I remember vividly how he used this wartime experience on one occasion. Just after Gordon Brown became prime minister, we wanted to hold an anti-war demo going from Trafalgar Square to parliament, but the march was banned by the police. I received a phone call from Tony to say that he had just dropped a letter off in Downing St complaining about this decision and promising to defy it. Sure enough he turned up on the day wearing his World War II medals and demanding to march. We set off, daring the police to arrest us. They didn't.
He quipped that he was leaving parliament in order to spend more time with politics. This was after the death of his beloved wife Caroline, herself a socialist campaigner and writer. He spent the rest of his life campaigning for a range of causes, but above all he was identified with the Stop the War Coalition, of which I became the convenor when we launched it in 2001. He campaigned and spoke at every demo, travelled round the country to hold rapturous and well-attended meetings, and became president of the campaign, a post he held up to his death.

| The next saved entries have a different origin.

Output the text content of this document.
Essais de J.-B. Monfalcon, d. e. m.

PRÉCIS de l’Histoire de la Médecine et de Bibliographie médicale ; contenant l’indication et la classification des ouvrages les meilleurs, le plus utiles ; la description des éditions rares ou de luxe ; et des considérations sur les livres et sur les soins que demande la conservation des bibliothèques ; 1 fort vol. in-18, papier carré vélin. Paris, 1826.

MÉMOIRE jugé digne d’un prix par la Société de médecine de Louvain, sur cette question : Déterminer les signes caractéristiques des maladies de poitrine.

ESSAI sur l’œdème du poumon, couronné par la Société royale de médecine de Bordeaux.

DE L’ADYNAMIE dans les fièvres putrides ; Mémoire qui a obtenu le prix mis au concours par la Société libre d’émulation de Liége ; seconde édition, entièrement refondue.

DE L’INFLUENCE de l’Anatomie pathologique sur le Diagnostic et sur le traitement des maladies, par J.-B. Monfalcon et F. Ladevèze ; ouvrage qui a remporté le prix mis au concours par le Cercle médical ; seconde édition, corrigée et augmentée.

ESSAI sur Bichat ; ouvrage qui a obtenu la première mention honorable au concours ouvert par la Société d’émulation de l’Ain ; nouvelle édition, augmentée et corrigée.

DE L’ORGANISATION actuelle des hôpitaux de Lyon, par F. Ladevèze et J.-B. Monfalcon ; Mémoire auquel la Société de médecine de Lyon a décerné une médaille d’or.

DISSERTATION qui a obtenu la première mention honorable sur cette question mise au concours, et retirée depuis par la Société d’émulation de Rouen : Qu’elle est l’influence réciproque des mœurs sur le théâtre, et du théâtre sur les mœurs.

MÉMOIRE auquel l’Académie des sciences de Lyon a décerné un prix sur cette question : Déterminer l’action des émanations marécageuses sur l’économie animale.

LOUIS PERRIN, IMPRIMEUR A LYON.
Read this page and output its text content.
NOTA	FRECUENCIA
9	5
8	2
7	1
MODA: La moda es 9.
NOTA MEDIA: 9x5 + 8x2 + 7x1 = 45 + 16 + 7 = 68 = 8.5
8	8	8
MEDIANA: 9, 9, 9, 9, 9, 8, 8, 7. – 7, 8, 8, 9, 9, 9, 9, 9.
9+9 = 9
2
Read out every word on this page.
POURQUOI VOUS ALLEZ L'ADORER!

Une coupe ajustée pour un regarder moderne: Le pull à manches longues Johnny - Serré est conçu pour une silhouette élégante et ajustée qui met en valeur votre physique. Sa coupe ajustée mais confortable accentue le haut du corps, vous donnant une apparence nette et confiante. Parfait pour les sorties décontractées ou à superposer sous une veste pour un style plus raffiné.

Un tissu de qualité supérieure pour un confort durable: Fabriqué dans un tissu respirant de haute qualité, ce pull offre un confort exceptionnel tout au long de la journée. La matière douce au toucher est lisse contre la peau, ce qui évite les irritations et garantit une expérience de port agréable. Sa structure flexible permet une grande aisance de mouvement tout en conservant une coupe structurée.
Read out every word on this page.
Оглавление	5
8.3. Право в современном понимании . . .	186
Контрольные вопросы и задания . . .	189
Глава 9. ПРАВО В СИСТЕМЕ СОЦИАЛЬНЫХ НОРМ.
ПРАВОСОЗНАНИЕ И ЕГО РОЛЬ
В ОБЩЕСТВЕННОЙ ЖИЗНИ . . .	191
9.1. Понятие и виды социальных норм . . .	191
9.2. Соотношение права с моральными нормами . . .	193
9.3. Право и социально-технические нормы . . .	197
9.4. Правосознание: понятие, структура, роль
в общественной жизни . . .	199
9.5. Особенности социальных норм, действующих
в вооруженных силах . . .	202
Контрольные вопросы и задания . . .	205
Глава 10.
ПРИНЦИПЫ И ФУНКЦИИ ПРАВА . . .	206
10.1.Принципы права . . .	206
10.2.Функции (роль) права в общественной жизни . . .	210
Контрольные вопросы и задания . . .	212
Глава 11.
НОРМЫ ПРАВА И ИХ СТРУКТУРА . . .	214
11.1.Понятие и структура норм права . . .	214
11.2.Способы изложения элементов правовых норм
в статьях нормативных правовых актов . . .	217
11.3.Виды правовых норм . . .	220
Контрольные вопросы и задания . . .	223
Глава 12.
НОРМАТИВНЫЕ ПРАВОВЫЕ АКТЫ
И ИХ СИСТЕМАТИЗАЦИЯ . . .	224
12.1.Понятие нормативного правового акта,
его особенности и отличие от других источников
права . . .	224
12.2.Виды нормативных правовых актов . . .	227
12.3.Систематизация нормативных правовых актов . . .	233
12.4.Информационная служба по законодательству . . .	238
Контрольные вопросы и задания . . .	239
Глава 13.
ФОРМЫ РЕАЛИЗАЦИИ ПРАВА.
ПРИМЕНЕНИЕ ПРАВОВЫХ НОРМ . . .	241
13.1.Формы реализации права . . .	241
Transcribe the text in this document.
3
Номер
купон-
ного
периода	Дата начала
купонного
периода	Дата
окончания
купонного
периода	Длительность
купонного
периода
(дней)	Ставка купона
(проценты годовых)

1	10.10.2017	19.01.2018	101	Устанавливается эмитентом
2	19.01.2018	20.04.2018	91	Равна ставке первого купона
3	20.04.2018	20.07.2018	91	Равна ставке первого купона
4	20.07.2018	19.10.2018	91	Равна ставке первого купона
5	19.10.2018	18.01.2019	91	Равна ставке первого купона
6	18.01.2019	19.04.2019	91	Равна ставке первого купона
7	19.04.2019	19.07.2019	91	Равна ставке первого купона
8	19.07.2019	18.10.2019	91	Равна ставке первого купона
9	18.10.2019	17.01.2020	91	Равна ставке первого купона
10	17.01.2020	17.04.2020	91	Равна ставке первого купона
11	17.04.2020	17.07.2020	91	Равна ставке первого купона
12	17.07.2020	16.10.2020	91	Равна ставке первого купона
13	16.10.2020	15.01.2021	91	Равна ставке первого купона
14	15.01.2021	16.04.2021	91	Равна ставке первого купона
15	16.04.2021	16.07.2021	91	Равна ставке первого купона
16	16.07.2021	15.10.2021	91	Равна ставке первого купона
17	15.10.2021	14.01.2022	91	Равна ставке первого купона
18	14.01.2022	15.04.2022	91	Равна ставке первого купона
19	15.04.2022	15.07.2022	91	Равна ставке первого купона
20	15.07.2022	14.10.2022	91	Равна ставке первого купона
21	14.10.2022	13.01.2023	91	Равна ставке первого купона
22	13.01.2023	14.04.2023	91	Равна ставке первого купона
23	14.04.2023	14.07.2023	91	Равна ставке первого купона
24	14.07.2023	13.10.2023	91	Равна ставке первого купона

He was opposed to the wars the UK government and its U.S. allies were waging, including the latest attempt to start another war on Syria last summer. He also helped campaign against austerity, most recently through the People's Assembly.
Tony was polite, disciplined, hard working, political: all the things you could wish for in a campaigner. He was a delight to talk to, interested always in ideas, technological change, history, and building broad united campaigns.
One of the last conversation I had with him he stressed the importance of organizing, and wanted May 1, the international day of working class struggle, to be marked into 2014 as a day to rise up against austerity. That is an invitation I hope millions of people will take up. Maybe we could call it Tony Benn day. That would be a fitting legacy.